Et d’ajouter qu’il aurait souhaité discuter de cette question en amont, avec le gouverneur de la banque des banques, afin d’identifier ensemble, des pistes de solution. «Notre marché financier dispose de la profondeur nécessaire pour répondre à nos besoins budgétaires additionnels », a-t-il encore insisté, sachant que ces besoins de financements sont estimés à 10 milliards de dinars, selon le projet de loi de finances complémentaire de 2020. D’après lui, ce mécanisme a été appliqué dans plusieurs pays, évoquant l’exemple de la Banque Centrale Européenne et Federal reserve bank (FED) qui, selon lui, sont intervenues massivement, dans le financement de l’économie à travers le rachat des dettes obligatoires.
La BCT pourrait lever 3 milliards de dinars
éagissant à l’intervention du ministre, le député du Courant Démocratique et membre de la Commission parlementaire des finances, Hichem Ajbouni a estimé que la mobilisation de 10 milliards de dinars par le marché financier va non seulement dégrader le pouvoir d’achat et déprécier la valeur du dinar, mais cela privera aussi, les entreprises dont les PME, de financement. Par conséquent, cela va réduire l’investissement et la consommation, a-t-il souligné.
Il a fait savoir que le gouverneur de la BCT, qui a été auditionné mercredi matin par la commission des finances, a assuré qu’il n’est plus possible de lever autant d’argent, en un laps de temps aussi réduit. Selon Ajbouni, « Abassi s’est dit prêt à la limite de mobiliser 3% du montant, soit la bagatelle de 3 milliards de dinars ». Le député a, par ailleurs, fait savoir qu’une demande a été formulée au ministère des Finances, afin de réviser le projet de loi de finances complémentaire, de manière à rationaliser les dépenses. Intervenant, à cette occasion, Walid Ben Salah, expert-comptable et enseignant universitaire, a assuré que cette mesure « inflationniste » ne manquera pas d’alourdir le bilan de la BCT, ce qui rendra de plus en plus difficiles les discussions avec les bailleurs de fonds étrangers et les agences de notation internationales surtout que la notation accordée par ces agences, prend en compte le bilan de la BCT.
Nécessité de restructurer les entreprises publiques
« Il est inadmissible qu’on continue aujourd’hui, à financer les déficits budgétaires des entreprises publiques, alors qu’elles ne présentent aucun programme de restructuration ou de réforme », a t-il déploré.
Face à cette situation, a-t-il dit, nous serons contraints à recourir au même mécanisme l’année prochaine et nous nous retrouverons ainsi, dans le même cercle vicieux.
L’économiste Fatma Marrakchi s’accorde avec Walid Ben Salah, pour souligner l’impératif d’instaurer des réformes structurelles pour les entreprises publiques qui, selon elle, ne font que creuser le déficit budgétaire de l’Etat.
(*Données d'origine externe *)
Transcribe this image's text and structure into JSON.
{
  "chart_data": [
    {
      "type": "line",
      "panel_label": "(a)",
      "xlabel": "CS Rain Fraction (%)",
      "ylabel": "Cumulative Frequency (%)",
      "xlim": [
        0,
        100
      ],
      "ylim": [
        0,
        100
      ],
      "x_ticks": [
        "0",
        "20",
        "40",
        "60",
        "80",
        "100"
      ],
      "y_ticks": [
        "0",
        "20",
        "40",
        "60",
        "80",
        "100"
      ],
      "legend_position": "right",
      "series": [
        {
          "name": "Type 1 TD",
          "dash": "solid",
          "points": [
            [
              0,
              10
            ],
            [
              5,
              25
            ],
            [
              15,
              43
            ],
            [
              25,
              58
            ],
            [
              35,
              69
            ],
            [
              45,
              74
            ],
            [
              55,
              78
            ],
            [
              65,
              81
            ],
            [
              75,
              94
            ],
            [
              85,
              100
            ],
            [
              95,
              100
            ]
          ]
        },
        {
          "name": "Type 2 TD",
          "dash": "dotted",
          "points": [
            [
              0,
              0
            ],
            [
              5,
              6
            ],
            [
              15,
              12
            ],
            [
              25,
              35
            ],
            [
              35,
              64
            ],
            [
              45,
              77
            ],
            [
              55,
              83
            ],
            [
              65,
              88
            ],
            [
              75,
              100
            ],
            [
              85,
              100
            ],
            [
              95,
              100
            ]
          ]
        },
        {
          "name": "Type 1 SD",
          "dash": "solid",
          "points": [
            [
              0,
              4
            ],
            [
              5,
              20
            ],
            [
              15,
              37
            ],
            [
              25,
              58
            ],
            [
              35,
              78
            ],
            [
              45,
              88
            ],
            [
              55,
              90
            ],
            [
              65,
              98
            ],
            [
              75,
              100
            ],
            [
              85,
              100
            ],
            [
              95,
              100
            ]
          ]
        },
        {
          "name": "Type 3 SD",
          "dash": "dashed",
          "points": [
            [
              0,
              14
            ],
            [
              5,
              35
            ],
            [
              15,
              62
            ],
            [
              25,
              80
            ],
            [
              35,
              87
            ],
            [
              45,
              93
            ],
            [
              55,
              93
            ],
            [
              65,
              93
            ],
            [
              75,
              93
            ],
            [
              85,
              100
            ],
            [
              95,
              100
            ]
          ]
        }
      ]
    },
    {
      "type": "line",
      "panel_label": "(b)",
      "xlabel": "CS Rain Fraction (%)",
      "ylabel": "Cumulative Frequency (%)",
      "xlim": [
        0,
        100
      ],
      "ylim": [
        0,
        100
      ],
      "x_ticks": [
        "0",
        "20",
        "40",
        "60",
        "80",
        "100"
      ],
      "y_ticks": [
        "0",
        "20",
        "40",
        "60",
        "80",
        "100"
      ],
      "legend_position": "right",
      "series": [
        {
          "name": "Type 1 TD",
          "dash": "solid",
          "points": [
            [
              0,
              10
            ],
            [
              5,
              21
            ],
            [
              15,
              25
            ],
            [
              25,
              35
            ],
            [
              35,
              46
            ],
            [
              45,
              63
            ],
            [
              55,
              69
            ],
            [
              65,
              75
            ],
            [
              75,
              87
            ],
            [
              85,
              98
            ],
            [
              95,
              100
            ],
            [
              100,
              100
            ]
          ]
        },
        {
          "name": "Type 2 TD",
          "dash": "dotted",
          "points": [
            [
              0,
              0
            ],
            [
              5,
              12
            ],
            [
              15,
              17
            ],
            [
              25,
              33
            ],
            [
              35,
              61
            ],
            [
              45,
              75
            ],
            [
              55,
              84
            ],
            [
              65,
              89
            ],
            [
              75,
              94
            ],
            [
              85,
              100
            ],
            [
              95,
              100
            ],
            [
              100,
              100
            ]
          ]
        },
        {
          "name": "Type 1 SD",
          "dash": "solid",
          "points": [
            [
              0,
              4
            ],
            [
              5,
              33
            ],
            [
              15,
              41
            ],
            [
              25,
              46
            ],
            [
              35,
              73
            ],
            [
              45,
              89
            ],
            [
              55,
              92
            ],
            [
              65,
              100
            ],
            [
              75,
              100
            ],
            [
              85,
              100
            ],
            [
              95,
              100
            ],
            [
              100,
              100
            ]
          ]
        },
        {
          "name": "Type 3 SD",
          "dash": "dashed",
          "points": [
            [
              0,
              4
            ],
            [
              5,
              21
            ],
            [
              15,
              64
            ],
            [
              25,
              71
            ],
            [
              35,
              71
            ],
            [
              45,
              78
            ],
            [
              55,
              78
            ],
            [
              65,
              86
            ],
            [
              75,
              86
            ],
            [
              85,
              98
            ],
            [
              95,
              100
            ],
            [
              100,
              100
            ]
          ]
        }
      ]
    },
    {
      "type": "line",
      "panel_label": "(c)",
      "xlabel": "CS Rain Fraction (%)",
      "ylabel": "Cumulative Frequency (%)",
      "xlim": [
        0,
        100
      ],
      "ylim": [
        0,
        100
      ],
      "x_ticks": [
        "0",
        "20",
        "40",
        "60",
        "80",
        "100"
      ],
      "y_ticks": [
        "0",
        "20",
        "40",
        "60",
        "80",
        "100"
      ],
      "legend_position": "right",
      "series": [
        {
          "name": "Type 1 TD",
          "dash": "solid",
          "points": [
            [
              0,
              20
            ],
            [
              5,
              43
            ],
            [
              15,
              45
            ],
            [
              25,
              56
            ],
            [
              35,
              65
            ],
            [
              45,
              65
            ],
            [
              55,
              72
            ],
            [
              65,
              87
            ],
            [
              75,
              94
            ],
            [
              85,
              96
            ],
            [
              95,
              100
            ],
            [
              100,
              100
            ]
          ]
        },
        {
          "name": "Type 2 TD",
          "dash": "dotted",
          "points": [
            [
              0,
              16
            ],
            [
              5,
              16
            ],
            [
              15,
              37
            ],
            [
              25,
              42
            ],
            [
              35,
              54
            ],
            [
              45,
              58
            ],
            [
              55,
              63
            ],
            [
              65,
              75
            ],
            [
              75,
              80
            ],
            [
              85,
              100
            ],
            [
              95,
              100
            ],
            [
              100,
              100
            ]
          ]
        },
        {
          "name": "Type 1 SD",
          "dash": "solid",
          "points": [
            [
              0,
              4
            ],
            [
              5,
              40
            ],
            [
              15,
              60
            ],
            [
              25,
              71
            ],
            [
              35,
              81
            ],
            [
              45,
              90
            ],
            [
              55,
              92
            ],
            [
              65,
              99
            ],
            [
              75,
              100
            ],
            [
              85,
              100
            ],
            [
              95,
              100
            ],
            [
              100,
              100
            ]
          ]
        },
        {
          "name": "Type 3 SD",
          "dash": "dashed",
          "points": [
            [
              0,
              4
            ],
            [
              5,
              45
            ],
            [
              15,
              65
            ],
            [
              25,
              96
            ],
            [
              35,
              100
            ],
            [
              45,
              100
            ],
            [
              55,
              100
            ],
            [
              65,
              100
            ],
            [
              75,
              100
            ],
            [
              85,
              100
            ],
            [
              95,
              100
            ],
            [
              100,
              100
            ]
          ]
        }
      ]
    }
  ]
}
Il faut pour cela engager un dialogue en toute transparence avec les partenaires sociaux, afin de faire le point sur la situation de ces établissements. Mardi soir, la Banque Centrale de Tunisie avait publié un communiqué dans lequel, elle est revenue sur le projet de loi de finances complémentaire (LFC) de 2020 et les problématiques qu’il soulève au niveau des besoins additionnels en financement.
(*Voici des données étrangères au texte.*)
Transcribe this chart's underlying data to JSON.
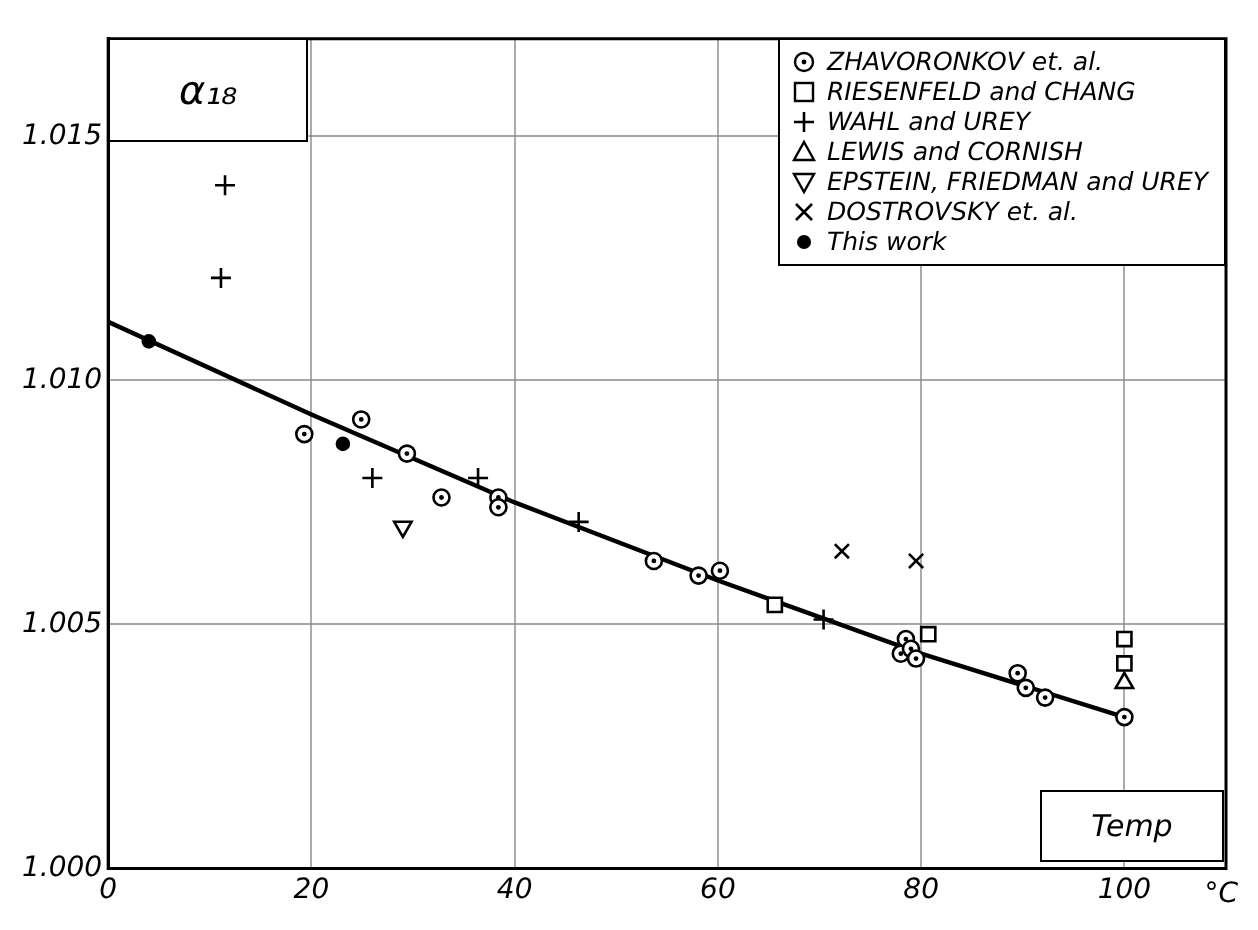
{
  "chart_data": {
    "type": "scatter",
    "ylabel": "α₁₈",
    "xlabel": "Temp",
    "xlim": [
      0,
      110
    ],
    "ylim": [
      1.0,
      1.017
    ],
    "xticks": [
      0,
      20,
      40,
      60,
      80,
      100
    ],
    "annotations": [
      "°C"
    ],
    "yticks": [
      {
        "value": 1.0,
        "label": "1.000"
      },
      1.005,
      {
        "value": 1.01,
        "label": "1.010"
      },
      1.015
    ],
    "grid": true,
    "legend": "top right",
    "series": [
      {
        "name": "ZHAVORONKOV et. al.",
        "color": "#000000",
        "marker": "circle_dot",
        "x": [
          19.3,
          24.9,
          29.4,
          32.8,
          38.4,
          38.4,
          53.7,
          58.1,
          60.2,
          78.0,
          78.5,
          79.0,
          79.5,
          89.5,
          90.3,
          92.2,
          100
        ],
        "values": [
          1.0089,
          1.0092,
          1.0085,
          1.0076,
          1.0076,
          1.0074,
          1.0063,
          1.006,
          1.0061,
          1.0044,
          1.0047,
          1.0045,
          1.0043,
          1.004,
          1.0037,
          1.0035,
          1.0031
        ]
      },
      {
        "name": "RIESENFELD and CHANG",
        "color": "#000000",
        "marker": "square",
        "x": [
          65.6,
          80.7,
          100,
          100
        ],
        "values": [
          1.0054,
          1.0048,
          1.0047,
          1.0042
        ]
      },
      {
        "name": "WAHL and UREY",
        "color": "#000000",
        "marker": "cross",
        "x": [
          11.5,
          11.1,
          26.0,
          36.4,
          46.3,
          70.4
        ],
        "values": [
          1.014,
          1.0121,
          1.008,
          1.008,
          1.0071,
          1.0051
        ]
      },
      {
        "name": "LEWIS and CORNISH",
        "color": "#000000",
        "marker": "triangle",
        "x": [
          100
        ],
        "values": [
          1.0038
        ]
      },
      {
        "name": "EPSTEIN, FRIEDMAN and UREY",
        "color": "#000000",
        "marker": "triangle_down",
        "x": [
          29
        ],
        "values": [
          1.007
        ]
      },
      {
        "name": "DOSTROVSKY et. al.",
        "color": "#000000",
        "marker": "x",
        "x": [
          72.2,
          79.5
        ],
        "values": [
          1.0065,
          1.0063
        ]
      },
      {
        "name": "This work",
        "color": "#000000",
        "marker": "circle",
        "x": [
          4.0,
          23.1
        ],
        "values": [
          1.0108,
          1.0087
        ]
      },
      {
        "type": "line",
        "color": "#000000",
        "marker": "none",
        "line_style": "solid",
        "x": [
          0,
          20,
          40,
          60,
          80,
          100
        ],
        "values": [
          1.0112,
          1.0093,
          1.0075,
          1.0059,
          1.0044,
          1.0031
        ]
      }
    ]
  }
}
D’après elle, ce projet fait ressortir un déficit qui dépasse largement, les répercussions de la crise sanitaire du COVID-19, pour atteindre un niveau sans précédent estimé à 13,4% du PIB. Pour faire face à cette situation, il est prévu dans ce projet de loi de recourir davantage au financement intérieur qui va s’élever à 14,3 milliards de dinars, contre 2,4 milliards, selon la loi de finances initiale, ce qui pourrait, selon la BCT, avoir des répercussions négatives sur les équilibres macroéconomiques.